His work has been highly regarded by Antonio Olinto, Ariano Suassuna, Gilberto Freyre, Nelson Rodrigues and Manuel Bandeira.

==Trivia==
- A street in Rio de Janeiro bears his name (Rua Gustavo Corção).

==Works==
- Braga, Gustavo Corção (1944). "A Descoberta do Outro" [trans. into Spanish, Desclée: De Brouwer, 1950].
  - Braga, Gustavo Corção (1957). "My Neighbour as Myself".
  - Braga, Gustavo Corção (1987). "La Découverte de l'Autre".
- Braga, Gustavo Corção (1946). "Três Alqueires e Uma Vaca" [trans. into Spanish, Plantin, 1954].
- Braga, Gustavo Corção (1946b). "A Barbaria de Berlin".
- Braga, Gustavo Corção (1950). "Lições de Abismo" [trans. into Italian, Torino: SEI, 1960].
  - Braga, Gustavo Corção (1967). "Who if I Cry Out".
- Braga, Gustavo Corção (1954). "As Fronteiras da Técnica" [trans. into Spanish, Buenos Aires: Oikos, 1982].
- Braga, Gustavo Corção (1956). "Dez Anos: Crônicas".
- Braga, Gustavo Corção (1958). "Claro Escuro".
- Braga, Gustavo Corção (1959). "Machado de Assis".
- Braga, Gustavo Corção (1960). "Patriotismo e Nacionalismo".
- Braga, Gustavo Corção (1965). "O Desconcerto do Mundo".
- Braga, Gustavo Corção (1967). "Dois Amores Duas Cidades".

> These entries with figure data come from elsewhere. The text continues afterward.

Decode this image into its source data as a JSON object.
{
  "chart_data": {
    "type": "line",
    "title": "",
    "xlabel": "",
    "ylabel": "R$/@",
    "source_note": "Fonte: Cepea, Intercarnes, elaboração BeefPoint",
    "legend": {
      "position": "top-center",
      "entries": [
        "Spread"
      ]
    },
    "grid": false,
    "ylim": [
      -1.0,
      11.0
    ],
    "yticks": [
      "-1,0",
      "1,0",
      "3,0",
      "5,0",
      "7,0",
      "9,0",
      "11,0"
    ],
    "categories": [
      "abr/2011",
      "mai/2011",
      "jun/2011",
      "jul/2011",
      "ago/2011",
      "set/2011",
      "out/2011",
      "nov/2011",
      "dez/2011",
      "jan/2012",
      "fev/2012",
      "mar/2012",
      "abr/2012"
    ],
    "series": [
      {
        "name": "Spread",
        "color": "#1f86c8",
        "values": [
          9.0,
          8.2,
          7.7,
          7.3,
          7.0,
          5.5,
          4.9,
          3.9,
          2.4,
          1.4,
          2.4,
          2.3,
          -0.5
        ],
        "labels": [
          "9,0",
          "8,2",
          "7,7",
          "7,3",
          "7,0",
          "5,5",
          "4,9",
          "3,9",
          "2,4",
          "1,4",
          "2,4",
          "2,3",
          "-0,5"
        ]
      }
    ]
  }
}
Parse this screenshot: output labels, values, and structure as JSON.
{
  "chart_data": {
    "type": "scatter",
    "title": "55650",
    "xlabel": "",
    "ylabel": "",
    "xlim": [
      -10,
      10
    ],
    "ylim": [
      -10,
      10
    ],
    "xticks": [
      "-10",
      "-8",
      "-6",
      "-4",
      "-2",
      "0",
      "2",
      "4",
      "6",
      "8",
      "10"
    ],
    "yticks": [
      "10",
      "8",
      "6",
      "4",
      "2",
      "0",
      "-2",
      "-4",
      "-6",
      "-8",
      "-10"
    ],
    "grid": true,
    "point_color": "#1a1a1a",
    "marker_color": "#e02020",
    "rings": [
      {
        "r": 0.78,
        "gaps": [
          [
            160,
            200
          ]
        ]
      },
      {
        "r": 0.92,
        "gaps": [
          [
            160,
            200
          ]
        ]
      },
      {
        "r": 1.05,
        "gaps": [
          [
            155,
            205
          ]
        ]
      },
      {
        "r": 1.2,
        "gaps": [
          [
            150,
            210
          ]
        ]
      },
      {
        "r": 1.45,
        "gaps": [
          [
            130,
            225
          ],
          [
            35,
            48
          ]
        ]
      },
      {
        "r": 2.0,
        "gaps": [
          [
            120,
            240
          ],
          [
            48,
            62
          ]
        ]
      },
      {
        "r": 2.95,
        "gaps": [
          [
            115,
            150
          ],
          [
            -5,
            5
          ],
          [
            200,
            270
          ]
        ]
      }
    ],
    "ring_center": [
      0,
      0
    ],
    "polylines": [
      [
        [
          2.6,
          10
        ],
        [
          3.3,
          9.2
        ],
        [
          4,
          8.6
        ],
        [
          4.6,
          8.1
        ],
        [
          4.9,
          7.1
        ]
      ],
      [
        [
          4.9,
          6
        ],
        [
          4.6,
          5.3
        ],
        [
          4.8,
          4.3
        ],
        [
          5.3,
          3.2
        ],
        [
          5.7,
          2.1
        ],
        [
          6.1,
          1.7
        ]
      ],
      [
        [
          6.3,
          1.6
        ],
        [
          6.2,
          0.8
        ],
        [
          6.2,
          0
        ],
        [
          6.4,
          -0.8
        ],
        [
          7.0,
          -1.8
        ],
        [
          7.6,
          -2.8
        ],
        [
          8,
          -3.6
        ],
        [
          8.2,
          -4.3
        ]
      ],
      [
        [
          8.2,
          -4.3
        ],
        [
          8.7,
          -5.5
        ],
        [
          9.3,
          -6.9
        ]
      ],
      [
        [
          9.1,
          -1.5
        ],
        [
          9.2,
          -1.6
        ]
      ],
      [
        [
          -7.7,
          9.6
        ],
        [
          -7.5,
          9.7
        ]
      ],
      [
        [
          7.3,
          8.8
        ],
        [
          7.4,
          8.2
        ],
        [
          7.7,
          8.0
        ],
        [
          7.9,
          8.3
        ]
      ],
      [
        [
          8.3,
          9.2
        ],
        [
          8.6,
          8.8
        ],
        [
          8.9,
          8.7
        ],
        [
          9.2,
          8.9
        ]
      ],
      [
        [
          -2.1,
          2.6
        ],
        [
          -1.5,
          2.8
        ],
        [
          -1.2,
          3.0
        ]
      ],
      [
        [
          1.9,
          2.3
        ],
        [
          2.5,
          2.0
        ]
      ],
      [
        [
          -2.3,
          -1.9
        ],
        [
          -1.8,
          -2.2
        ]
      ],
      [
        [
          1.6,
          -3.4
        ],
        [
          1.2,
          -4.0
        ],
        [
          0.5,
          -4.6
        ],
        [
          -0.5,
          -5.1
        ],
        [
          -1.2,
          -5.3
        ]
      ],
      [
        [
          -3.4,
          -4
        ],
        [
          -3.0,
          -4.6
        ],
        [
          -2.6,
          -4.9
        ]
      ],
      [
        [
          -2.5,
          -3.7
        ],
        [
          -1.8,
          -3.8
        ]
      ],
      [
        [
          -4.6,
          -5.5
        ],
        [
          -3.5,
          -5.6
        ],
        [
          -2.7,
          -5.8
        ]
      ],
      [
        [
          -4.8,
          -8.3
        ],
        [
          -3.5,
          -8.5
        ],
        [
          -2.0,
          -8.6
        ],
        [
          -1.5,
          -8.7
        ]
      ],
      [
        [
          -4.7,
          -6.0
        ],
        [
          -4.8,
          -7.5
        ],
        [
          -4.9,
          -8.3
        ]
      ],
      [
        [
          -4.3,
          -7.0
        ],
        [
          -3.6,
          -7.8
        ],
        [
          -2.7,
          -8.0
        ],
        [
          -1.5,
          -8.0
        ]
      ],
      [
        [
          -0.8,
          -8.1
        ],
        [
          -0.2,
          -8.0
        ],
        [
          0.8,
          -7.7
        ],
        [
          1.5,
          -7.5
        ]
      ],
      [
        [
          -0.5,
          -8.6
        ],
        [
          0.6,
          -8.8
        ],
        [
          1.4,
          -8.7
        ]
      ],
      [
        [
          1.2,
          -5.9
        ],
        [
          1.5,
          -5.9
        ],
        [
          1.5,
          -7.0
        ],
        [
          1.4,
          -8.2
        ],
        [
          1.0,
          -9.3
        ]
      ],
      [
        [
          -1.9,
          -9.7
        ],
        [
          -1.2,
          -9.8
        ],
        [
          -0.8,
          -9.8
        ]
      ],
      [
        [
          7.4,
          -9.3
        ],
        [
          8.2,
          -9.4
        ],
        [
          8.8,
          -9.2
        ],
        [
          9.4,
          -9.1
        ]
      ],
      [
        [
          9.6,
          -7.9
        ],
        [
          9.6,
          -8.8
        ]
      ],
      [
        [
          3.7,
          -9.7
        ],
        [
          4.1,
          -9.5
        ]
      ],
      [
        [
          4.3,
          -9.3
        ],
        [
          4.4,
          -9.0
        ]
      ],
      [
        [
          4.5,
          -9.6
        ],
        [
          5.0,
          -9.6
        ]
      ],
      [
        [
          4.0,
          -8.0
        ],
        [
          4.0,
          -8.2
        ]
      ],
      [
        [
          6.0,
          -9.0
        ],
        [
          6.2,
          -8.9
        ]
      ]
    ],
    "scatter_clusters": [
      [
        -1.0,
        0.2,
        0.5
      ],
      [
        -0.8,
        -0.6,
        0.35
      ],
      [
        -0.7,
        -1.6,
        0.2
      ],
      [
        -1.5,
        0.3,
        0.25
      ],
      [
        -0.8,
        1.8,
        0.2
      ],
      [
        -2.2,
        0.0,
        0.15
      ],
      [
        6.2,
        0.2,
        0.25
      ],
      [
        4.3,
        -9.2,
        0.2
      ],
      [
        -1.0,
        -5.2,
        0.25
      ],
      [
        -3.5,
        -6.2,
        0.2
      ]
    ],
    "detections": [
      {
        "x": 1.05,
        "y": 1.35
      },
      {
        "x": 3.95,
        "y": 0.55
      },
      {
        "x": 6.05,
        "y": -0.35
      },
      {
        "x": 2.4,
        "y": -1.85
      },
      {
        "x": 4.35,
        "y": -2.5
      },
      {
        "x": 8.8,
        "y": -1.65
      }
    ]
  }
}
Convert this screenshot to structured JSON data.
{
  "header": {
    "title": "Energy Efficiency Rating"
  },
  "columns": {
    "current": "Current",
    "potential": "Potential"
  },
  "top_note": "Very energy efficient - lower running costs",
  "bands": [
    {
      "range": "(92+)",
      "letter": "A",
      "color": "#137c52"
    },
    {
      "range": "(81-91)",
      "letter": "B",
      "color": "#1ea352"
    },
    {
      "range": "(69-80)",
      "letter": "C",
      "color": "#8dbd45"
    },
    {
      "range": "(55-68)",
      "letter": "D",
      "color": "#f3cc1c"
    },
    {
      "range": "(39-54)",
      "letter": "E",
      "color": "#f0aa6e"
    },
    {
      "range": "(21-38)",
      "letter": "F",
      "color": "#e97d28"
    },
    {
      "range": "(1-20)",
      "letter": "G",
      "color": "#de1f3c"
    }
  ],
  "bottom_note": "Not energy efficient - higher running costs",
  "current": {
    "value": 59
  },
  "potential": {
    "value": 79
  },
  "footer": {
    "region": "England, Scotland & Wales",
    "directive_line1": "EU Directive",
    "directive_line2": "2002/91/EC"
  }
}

- Braga, Gustavo Corção (1968). "Comentário à Encíclica Populorum Progressio".
- Braga, Gustavo Corção (1969). "A Tempo e Contra-tempo".
- Braga, Gustavo Corção (1970). "Progresso e Progressismo".
- Braga, Gustavo Corção (1973). "O Século do Nada".
  - Braga, Gustavo Corção (1994). "Le Siècle de l'Enfer".
- Braga, Gustavo Corção (1992). "As Descontinuidades da Criação".
- Braga, Gustavo Corção (2010). "Gustavo Corção – Melhores Crônicas".